There will be a few who are willing to take the risk to find out, though: The payday lenders of the real estate world. For less, tenants will have to pay them more- much more.

Lenders who make risky bets take plenty of losses, but that’s ok because their business model is to charge as much as possible, and pay employees as little as possible, in order to make up the difference.

As the current owners of rental properties sell off and run for the hills, and a more predatory class of investor moves in to hike up prices, the next step will be obvious to any student of communism.

More government-run rental housing projects.

Considering the government’s dismal track record managing residential housing developments, the future prospects for renters aren’t looking good.

No system of government is perfect. There is a shameful homelessness crisis in America, being steadily worsened by an unholy union with America’s substance abuse crisis. Neither was improved by COVID-19.

But there is a reason capitalism and democracy have flourished and multiplied over the past 100 years- through thick and thin, wartime and epidemic- while communism killed over 100 million people and its practitioners dwindled down to two countries: Cuba and Venezuela.

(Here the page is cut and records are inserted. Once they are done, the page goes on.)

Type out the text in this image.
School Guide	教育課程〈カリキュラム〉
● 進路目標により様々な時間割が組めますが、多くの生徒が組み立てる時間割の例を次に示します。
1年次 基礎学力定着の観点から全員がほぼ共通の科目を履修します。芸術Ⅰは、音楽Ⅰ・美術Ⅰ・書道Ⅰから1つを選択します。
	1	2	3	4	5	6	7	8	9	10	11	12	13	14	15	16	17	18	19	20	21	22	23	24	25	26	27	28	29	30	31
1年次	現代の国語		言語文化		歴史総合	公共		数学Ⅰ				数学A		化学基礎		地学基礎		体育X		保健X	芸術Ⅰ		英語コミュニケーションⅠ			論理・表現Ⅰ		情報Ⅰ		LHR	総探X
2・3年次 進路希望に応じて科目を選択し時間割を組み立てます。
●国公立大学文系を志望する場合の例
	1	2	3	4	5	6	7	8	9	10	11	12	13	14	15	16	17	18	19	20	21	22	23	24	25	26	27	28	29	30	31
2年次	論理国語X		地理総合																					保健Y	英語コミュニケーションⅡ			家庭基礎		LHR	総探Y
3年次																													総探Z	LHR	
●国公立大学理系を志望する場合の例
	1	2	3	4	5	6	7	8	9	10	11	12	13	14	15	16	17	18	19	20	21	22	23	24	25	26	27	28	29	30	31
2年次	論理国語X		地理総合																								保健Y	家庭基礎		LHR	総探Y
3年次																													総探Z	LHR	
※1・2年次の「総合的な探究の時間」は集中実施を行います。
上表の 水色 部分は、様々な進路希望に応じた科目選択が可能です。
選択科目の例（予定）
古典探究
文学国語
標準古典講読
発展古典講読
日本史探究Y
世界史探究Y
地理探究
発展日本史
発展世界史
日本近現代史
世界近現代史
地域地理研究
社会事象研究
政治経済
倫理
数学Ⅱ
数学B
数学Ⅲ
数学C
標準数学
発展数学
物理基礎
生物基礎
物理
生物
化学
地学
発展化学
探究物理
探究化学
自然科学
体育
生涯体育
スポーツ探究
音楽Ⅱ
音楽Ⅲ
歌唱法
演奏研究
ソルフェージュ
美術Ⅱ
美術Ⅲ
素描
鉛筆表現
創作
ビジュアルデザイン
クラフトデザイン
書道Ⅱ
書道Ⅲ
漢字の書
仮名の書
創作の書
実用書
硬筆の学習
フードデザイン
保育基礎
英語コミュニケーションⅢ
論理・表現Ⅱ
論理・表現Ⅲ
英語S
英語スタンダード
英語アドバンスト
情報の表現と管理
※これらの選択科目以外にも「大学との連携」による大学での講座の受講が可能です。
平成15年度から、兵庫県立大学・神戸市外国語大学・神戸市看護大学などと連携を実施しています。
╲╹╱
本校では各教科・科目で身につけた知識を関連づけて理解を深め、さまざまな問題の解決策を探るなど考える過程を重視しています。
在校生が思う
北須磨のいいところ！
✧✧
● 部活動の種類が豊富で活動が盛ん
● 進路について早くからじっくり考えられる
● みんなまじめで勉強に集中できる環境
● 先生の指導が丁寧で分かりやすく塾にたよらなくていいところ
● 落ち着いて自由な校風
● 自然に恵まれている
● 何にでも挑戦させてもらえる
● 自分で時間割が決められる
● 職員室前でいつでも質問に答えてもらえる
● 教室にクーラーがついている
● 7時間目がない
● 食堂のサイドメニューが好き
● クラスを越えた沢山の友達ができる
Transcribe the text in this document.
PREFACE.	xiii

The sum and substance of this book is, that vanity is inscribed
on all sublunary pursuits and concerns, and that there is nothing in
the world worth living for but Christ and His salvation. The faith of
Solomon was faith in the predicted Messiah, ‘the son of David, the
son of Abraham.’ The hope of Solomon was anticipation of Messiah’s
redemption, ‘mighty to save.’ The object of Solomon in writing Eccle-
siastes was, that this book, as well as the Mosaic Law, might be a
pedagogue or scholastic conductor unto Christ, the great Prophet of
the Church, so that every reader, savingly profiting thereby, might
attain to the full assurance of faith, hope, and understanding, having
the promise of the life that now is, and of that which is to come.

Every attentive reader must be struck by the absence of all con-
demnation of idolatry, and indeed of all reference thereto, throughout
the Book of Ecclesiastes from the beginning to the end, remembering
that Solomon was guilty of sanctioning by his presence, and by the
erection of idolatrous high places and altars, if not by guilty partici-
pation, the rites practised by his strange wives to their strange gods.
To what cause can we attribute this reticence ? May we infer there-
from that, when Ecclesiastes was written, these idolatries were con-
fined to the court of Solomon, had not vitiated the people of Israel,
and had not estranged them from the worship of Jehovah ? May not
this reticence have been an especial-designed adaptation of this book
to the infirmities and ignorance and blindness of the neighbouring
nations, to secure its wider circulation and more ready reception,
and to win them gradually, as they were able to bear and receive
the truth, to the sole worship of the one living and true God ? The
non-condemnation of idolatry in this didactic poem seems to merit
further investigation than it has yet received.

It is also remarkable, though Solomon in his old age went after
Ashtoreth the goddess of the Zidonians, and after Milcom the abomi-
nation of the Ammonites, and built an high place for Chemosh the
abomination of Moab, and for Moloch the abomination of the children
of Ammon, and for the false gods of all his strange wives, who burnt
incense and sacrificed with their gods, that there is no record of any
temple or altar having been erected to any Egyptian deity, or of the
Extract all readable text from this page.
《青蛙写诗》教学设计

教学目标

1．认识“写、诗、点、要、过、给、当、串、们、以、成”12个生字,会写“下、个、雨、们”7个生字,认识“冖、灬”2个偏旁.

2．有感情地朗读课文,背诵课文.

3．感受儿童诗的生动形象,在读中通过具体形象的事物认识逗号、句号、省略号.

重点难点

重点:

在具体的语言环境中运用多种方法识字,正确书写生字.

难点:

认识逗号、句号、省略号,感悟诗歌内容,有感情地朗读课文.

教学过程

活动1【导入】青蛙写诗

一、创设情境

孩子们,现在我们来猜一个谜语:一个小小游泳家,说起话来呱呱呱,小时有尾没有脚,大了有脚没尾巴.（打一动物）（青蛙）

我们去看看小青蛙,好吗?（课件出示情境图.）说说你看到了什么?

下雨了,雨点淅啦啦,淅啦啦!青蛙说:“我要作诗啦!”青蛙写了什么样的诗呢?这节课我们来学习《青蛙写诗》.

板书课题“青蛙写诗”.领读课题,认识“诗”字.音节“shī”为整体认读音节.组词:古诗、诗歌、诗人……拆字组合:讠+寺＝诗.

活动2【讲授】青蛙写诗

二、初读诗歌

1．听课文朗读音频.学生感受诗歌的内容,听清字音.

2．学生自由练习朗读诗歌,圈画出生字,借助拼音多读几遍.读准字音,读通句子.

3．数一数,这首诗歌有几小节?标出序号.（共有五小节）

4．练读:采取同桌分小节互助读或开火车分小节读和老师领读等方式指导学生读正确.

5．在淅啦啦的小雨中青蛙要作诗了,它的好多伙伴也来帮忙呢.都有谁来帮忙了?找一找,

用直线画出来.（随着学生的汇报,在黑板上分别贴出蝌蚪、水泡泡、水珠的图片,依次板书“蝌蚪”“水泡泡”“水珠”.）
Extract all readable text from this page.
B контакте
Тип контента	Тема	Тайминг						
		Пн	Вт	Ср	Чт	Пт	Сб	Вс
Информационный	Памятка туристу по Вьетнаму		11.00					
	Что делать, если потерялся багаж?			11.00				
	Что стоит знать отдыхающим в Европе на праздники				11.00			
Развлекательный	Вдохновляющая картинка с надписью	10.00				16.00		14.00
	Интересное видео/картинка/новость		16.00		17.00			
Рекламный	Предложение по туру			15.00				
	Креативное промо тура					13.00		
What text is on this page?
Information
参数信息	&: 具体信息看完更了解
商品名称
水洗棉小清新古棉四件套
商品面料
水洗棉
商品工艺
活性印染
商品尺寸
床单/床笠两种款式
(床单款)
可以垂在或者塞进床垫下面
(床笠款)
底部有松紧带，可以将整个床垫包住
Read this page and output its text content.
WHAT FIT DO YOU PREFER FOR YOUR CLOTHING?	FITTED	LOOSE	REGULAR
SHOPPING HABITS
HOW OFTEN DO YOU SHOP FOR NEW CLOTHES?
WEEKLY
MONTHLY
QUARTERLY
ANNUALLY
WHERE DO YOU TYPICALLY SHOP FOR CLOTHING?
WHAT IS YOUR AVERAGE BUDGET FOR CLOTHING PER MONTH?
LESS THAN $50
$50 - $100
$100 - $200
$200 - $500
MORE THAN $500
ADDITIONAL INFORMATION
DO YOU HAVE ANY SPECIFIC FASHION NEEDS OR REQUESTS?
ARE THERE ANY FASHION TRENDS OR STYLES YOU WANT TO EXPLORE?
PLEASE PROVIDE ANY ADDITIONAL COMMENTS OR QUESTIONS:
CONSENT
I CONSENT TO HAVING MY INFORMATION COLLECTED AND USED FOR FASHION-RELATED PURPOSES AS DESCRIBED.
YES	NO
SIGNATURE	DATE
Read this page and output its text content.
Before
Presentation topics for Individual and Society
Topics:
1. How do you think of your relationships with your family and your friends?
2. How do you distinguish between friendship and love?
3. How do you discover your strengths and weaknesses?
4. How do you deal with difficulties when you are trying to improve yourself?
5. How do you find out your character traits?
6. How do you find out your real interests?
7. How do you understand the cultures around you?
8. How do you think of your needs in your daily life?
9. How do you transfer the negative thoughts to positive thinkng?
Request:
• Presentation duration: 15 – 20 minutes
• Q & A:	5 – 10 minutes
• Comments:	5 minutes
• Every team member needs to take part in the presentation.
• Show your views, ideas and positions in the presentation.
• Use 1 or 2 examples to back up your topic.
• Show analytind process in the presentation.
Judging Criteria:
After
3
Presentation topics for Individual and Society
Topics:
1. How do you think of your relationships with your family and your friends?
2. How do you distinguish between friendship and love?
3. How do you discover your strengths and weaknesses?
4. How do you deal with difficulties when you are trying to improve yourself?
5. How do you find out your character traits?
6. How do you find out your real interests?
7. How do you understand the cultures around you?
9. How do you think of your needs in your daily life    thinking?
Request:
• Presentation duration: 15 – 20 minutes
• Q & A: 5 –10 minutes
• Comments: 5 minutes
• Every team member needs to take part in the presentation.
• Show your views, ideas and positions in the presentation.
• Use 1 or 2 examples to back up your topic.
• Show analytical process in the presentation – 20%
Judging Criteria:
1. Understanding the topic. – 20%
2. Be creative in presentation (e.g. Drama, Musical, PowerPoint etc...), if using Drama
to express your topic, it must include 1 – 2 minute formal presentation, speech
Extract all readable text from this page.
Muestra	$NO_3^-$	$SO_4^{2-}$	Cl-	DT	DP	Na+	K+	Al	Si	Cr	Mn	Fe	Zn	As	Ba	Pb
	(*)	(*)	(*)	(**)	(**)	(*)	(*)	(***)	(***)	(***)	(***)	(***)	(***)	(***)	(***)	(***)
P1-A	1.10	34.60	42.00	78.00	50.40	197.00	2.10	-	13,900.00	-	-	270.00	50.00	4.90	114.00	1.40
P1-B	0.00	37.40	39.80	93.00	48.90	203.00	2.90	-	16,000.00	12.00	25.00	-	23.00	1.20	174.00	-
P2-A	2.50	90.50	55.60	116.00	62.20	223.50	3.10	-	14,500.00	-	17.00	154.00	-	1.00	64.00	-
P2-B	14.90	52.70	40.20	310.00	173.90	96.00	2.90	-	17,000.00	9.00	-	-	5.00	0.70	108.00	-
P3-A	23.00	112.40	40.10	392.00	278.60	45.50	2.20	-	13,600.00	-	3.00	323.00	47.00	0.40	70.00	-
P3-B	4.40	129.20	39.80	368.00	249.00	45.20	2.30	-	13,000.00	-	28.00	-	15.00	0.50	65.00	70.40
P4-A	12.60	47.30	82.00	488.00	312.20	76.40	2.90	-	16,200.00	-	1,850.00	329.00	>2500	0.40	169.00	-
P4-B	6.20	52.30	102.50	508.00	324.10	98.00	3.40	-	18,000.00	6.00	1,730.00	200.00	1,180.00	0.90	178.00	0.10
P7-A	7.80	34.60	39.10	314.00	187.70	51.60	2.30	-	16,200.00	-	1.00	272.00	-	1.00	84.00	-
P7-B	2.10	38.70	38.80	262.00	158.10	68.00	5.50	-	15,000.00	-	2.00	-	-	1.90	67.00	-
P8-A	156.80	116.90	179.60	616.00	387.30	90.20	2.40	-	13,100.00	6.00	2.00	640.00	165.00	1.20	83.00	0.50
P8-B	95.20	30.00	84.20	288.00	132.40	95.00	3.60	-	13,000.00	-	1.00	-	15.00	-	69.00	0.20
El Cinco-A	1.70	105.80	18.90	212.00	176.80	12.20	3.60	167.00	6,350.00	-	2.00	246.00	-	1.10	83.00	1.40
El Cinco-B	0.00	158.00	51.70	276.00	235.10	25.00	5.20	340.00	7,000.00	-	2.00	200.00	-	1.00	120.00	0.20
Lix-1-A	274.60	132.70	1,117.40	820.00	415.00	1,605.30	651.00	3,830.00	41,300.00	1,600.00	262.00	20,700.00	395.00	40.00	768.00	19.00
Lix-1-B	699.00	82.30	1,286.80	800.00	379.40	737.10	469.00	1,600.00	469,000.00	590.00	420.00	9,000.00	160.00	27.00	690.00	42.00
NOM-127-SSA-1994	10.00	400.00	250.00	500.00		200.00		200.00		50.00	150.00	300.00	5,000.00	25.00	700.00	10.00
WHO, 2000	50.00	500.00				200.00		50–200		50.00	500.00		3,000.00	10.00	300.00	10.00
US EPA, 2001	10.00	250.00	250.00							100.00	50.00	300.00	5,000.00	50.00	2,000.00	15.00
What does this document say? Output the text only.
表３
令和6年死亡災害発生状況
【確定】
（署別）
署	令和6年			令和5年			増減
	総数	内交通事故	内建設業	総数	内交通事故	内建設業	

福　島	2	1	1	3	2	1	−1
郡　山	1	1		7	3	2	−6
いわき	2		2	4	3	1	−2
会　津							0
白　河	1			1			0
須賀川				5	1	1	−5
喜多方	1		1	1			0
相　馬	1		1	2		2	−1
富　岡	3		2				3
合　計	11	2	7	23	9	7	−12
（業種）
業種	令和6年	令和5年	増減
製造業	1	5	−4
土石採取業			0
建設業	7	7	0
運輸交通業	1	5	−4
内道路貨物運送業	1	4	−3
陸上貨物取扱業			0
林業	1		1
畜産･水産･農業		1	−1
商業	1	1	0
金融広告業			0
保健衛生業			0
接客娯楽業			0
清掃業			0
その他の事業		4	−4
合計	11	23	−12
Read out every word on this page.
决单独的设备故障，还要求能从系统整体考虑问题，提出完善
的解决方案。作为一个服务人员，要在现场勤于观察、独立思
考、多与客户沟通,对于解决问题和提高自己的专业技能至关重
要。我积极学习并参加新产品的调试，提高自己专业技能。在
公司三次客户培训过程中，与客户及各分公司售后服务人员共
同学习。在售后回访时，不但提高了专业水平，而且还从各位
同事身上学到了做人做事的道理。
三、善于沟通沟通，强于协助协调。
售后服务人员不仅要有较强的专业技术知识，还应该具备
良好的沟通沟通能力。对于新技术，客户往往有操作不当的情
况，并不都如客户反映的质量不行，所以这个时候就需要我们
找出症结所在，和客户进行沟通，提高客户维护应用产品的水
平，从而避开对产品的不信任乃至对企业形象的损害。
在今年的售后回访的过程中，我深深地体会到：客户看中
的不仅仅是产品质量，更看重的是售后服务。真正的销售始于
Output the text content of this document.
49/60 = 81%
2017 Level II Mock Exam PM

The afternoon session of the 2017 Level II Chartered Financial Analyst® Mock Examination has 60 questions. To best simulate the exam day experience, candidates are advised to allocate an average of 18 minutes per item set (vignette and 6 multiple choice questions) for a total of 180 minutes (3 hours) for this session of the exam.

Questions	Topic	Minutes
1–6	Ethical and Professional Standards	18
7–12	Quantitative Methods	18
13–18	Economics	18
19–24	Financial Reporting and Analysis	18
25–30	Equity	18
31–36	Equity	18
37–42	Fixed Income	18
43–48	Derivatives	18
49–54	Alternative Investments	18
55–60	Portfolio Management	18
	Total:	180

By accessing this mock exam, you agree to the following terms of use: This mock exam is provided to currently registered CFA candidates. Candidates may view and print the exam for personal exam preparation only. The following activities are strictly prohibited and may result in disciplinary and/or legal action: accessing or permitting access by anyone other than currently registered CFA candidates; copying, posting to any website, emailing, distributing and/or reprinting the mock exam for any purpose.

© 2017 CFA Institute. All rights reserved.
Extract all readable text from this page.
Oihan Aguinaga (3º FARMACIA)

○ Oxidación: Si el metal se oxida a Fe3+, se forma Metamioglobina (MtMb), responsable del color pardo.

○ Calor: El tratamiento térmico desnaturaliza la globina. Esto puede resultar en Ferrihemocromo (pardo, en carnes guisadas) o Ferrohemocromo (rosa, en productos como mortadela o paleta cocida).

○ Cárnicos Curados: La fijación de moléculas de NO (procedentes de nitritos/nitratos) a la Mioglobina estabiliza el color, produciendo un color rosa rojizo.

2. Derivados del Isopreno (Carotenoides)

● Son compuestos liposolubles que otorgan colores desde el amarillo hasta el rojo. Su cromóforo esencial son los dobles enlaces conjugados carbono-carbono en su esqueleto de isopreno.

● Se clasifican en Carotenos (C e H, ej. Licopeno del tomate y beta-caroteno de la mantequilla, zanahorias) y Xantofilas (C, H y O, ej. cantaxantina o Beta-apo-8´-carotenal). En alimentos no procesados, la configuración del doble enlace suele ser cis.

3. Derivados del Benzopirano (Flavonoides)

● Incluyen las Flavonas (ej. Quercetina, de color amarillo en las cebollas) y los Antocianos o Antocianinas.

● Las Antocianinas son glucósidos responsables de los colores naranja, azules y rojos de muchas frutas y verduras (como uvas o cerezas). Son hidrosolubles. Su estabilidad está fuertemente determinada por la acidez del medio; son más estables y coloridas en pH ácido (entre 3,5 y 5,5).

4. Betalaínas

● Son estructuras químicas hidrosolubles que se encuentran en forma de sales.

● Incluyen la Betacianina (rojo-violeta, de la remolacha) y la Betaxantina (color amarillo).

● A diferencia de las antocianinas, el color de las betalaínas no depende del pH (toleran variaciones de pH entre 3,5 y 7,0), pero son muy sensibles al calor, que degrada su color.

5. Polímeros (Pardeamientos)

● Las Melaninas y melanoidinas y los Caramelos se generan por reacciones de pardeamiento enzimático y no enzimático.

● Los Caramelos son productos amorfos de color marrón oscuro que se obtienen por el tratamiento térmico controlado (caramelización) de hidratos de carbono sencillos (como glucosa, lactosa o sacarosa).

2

China isn’t even communist country anymore. The Chinese Communist Party has harnessed the massive Chinese workforce and combined it with China’s plentiful natural resources during a post-industrial, pre-regulatory heyday in oder to make and sell products to…capitalist countries.

Is communism still communism if it needs capitalism to work?

Nor are the so-called “Democratic Socialist” countries progressives frequently tout success stories for that system of government. Those countries didn’t become wealthy under socialism or communism; they got rich under capitalism, then expanded their social benefits.

Whatever progressives may think about “free rent” in the short-term, the government preventing private businesses from recouping operating costs, while demanding they keep operating, is not a free market idea.

In the end, extending the moratorium is very likely to hurt the people it was designed to help.

A break in the rent might have been nice during the worst of COVID-19, but when people can’t find a decent place to rent in a few years, progressives will have no one but themselves to blame for the excesses of this moment.